Sometimes we see someone with a very good reputation of religion (in terms of
knowledge and practice of worship), but the moral act is shameful.)
Perlu
dipertanyakan kembali, apakah Spiritual
Knowledge dan Spiritual Behavior
sudah cukup untuk membuat orang dikatakan memiliki kecerdasan Spiritual yang
baik. Perlu diingat kembali sebenarnya kecerdasan Spiritual, khususnya Spiritual Knowledge dan Spiritual Behavior merupakan dimensi
yang mudah diukur karena merupakan suatu keadaan yang kasat mata. Tetapi karena
rentang yang sangat luas pada kedua dimensi tersebut menimbulkan berbagai
kesulitan dalam pengukuran dikarenakan rentangan pengetahuan yang sangat luas
di dalamnya.
(Needs to be questioning again, whether Spiritual
Knowledge and Behavior is enough to make people say have a good spiritual
intelligence. Keep in mind the actual return Spiritual intelligence, especially
Spiritual Knowledge and Behavior is an easily measured dimension because it is
an invisible condition. But due to a very wide range in both dimensions pose
difficulties in the measurement due to a very wide range of knowledge in it.)
Bisa dicontohkan
untuk Spiritual Knowledge, dalam
agama Islam, ada tiga acuan dasar hukum yaitu Al-Qur’an, Sunnah (Hadits), dan
Ijtihad. Dari ketiga rentangan ini dapat dibedakan menjadi amalan yang vertikal
(hablum minallaah/ibadah) dan yang
horizontal (hablum minannaas/muamalah).
Dari keadaan yang kompleks tersebut muncul suatu penyederhanaan untuk melihat
kecerdasan Spiritual dari faktor kepribadian.

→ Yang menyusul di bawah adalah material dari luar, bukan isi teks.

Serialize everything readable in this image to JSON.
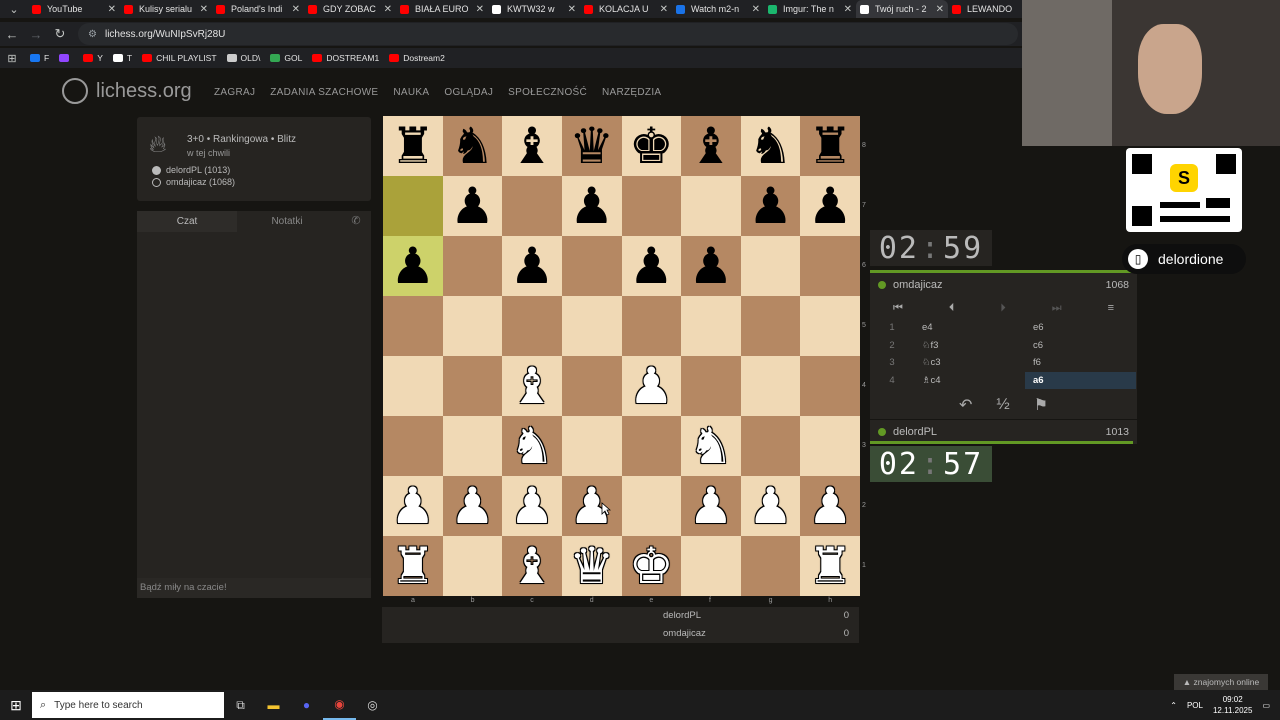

(Can be exemplified for Spiritual Knowledge, in
Islam, there are three basic references the law of the Qur'an, the Sunnah
(Hadith), and Ijtihad. Of the three this range can be divided into the practice
of vertical (hablum minallaah / worship) and the horizontal (hablum minannaas /
muamalah). Of the complex situation appears a simplification to see the
spiritual intelligence of personality factors.)
Allah sudah
menciptakan segala hal yang ada di dunia ini secara berpasangan, baik itu malam
dan siang, gelap dan terang, laki-laki dan perempuan, begitu pula dengan
kepribadian. Allah telah menciptakan dua faktor pembentuk kepribadian, yaitu
naluri dan nurani.
(God has created all things in this world in pairs,
both night and day, darkness and light, male and female, as well as
personalities. Allah has created two personalities forming factors, that is instinct and
conscience.)
Naluri merupakan
suatu sifat yang instinktif, sperti halnya Id. Hanya saja jika Id kadang lebih
dinyatakan oleh Freud diatur dengan asas kesenangan, jika naluri muncul lebih
karena keinginan diri untuk bertahan hidup. Jika Id lebih ditekankan untuk pemenuhan
kesenangan, naluri ditekankan sebagai mekanisme mempertahankan diri. Jadi
sebagai kesimpulan naluri jika tidak terkendali akan menjadi Id yang hanya
sebagai sekedar pemuasan kesenangan dikarenakan kebutuhan untuk mempertahankan
dirinya tetap pada area kesenangan tersebut agar seseorang merasa bisa hidup.
(Instinct is an instinctive trait, just as well as
Id. If
Id sometimes better expressed by Freud governed by the pleasure principle, if
the instincts themselves appear more of a desire to survive. If Id is
emphasized for the fulfillment of pleasure, the instinct is emphasized as a
mechanism of self-defense. So in conclusion if unchecked instinct would be that
Id only as a mere gratification of pleasure due to the need to defend him
remained in the area for a person to feel pleasure to live.)
Dilain pihak
terdapat terdapat faktor Nurani yang berusaha mengimbangi atau lebih tepatnya
mengontrol Naluri. Dalam Al-Qur’an sudah disebutkan bahwa pada saat awal
penciptaan manusia, Allah meniupkan ruh kedalam diri manusia. Dari sini bisa
disimpulkan munculnya God Spot dalam
otak manusia. God Spot inilah yang memunculkan adanya Nurani, keinginan untuk
berbuat sesuai dengan 99 sifat Allah. Nurani juga yang memunculkan keinginan
seseorang untuk menolong dan mematuhi aturan tanpa paksaan.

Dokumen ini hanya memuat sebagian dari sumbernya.